Friday, March 21, 2008

It's not over yet

The Fed has once again appeased Wall Street. The rate cut and the Treasury swaps had led to a market rally and an easing of the liquidity problems. However, things are still dangerous. I still think that the full extent of the problems are unknown.

So far, subprime has been the word on everyone's lips, but I wouldn't be surprised if prime mortgages begin to show significant deterioration. Then there's the issue of the commodities boom. All the talking heads have declared this over, citing recent reversals in the oil and gold futures. I don't think it's over. I think that it is a correction as investors unwind positions and take profits after a huge run, but I still think that long term, the supply-demand ratio is out of whack. Markets don't go straight up after all and this is no reason to bail on this thesis yet. If you're not interested in averaging down, then I suggest that you just sit on cash until you figure out your next move.

By the way, I still like agriculture even though the momentum money has left the sector. Their P/Es are in the 40s, so I wouldn't jump in just yet. Wait for the media to really sour on them and then snap them up from the bargain bin.

As usual, we Americans are solipsists. It's very easy to get caught up in our financial difficulties and forget that Europe and the U.K. are suffering right along with us. They too have experienced a runaway real estate bubble that has been fueled by cheap debt. Their big banks were no more savvy than ours about asset-backed securities and derivatives. Oh, and not everyone in Europe loves the strong euro. It's great if you want to come to the States and shop, but hell if you want to sell your products here. Just ask any of your friends who enjoy French, Spanish,Italian, or Portuguese wines.

Let's not forget Japan. No country is more export focused, so they're not happy with their strong yen versus the dollar. Growth is practically nonexistent. Toyota is saying that it probably won't make its 2008 sales goal of 9.85 million vehicles. Did I mention that they currently have no central banker?

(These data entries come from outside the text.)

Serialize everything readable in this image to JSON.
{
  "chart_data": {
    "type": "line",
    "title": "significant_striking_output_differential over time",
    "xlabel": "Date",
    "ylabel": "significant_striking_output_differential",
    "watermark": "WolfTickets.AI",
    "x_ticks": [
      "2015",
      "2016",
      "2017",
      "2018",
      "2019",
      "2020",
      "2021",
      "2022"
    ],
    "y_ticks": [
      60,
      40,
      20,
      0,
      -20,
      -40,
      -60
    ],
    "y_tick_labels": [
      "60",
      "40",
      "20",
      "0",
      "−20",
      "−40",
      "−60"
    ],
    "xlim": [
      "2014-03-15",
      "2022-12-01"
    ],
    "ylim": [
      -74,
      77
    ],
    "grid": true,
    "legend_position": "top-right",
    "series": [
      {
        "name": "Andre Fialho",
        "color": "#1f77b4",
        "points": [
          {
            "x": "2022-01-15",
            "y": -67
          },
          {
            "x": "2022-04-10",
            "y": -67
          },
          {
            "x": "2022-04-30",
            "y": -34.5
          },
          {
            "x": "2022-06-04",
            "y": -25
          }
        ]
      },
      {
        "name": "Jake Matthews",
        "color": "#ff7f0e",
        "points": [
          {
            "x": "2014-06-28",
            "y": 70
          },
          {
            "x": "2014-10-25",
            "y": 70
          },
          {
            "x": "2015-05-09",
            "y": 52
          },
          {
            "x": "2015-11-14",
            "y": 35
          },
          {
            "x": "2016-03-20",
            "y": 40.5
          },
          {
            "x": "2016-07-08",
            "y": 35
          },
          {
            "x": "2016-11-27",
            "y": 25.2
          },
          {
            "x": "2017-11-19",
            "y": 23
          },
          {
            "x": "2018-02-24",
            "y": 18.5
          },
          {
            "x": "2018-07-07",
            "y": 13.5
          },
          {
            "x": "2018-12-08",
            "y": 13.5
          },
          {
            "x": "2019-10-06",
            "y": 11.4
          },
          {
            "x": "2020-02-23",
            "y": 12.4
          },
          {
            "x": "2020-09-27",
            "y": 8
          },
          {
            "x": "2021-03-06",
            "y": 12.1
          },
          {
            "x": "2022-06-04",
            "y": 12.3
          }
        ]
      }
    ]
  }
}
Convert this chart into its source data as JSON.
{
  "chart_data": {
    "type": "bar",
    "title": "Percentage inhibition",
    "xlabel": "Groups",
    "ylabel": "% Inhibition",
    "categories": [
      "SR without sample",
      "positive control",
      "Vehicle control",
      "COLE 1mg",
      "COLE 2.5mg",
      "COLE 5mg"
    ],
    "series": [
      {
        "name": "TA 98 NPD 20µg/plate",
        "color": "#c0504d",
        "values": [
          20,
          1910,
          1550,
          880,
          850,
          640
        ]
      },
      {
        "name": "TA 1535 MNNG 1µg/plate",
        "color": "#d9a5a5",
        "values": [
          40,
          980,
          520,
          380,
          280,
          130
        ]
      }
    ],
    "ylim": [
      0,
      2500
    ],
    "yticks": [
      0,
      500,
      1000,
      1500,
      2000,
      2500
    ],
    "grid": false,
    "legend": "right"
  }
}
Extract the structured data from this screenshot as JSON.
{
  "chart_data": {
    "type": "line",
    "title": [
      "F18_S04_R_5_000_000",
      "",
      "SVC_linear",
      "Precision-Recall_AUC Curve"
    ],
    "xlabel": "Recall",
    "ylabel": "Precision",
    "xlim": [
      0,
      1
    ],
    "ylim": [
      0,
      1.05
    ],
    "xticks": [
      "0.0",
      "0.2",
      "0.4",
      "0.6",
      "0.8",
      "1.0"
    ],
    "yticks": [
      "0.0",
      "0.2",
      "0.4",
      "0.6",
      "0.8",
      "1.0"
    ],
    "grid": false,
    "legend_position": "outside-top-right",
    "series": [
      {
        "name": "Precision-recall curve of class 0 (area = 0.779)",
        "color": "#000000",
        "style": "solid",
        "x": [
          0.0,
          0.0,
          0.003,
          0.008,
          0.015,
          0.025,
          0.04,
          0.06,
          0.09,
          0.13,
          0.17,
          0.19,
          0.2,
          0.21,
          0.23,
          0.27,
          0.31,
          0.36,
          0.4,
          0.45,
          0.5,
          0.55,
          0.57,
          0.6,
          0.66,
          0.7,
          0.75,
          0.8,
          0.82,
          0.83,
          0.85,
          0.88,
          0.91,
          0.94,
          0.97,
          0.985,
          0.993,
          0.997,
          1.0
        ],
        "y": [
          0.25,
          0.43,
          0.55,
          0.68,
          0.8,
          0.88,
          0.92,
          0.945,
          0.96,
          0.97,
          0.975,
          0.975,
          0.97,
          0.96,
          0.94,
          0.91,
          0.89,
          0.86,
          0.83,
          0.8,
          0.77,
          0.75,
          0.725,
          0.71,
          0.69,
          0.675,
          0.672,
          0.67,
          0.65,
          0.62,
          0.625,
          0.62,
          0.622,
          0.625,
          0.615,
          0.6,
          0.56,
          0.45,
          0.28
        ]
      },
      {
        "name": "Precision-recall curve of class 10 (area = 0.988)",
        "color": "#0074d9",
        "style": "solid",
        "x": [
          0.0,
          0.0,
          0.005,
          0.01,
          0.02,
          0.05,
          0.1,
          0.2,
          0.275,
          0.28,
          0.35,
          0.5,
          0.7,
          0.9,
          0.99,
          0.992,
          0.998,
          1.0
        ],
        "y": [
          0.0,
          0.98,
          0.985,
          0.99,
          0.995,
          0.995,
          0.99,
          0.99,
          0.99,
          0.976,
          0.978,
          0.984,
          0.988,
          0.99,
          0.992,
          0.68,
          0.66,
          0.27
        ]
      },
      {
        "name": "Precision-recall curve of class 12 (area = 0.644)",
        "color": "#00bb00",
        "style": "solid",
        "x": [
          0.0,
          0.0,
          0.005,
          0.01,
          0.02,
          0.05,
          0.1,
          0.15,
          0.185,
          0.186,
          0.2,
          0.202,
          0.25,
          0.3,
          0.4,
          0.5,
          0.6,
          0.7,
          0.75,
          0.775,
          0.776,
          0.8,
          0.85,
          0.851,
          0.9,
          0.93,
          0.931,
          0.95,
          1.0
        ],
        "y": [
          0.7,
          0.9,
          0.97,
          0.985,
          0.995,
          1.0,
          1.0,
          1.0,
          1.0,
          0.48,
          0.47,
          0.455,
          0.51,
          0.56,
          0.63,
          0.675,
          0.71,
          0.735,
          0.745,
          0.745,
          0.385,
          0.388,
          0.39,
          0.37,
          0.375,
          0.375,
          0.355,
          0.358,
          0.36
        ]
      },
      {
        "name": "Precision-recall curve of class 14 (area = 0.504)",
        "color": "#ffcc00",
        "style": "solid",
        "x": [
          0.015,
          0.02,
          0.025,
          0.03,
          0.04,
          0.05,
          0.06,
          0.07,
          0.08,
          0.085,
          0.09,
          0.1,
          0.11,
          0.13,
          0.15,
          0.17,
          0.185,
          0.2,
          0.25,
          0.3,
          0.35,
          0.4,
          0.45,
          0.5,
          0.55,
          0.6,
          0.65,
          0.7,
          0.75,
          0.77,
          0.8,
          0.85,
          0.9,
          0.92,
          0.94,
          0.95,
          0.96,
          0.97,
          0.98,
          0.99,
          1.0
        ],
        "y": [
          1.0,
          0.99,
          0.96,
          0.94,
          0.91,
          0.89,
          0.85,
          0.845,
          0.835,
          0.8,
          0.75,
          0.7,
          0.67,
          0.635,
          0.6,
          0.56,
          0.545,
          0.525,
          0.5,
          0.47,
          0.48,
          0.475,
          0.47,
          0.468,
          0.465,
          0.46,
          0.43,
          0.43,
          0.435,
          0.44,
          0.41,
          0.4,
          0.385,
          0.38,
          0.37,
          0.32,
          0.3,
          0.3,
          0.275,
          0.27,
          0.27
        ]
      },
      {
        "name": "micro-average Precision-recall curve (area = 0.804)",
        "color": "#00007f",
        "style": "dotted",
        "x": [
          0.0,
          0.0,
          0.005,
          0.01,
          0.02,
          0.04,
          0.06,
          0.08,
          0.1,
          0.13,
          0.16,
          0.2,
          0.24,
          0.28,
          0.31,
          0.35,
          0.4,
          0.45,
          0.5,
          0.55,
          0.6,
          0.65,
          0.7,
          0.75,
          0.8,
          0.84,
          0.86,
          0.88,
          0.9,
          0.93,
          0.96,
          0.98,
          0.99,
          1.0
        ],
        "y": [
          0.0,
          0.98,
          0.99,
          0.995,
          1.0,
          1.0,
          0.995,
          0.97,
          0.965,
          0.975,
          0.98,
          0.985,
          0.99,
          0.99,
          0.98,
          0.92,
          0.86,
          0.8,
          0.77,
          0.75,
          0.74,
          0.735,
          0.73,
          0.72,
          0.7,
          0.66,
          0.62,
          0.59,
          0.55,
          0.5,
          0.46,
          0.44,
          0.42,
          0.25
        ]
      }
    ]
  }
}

So where do you put your money in a world like this? I'm seriously thinking about pulling a Jim Rogers and getting out of dollar-denominated assets. Through Everbank you can set up a money market account or CD in 17 different currencies. I'm partial to the Australian and Canadian collars as those economies will benefit from a continued commodities bull market. If you're really pessimistic, they also offer precious metals accounts that hold real gold and silver.

1 comment:

Anonymous said...

It might not be over yet... but America's undeniably on sale. They won't all drop from here on out.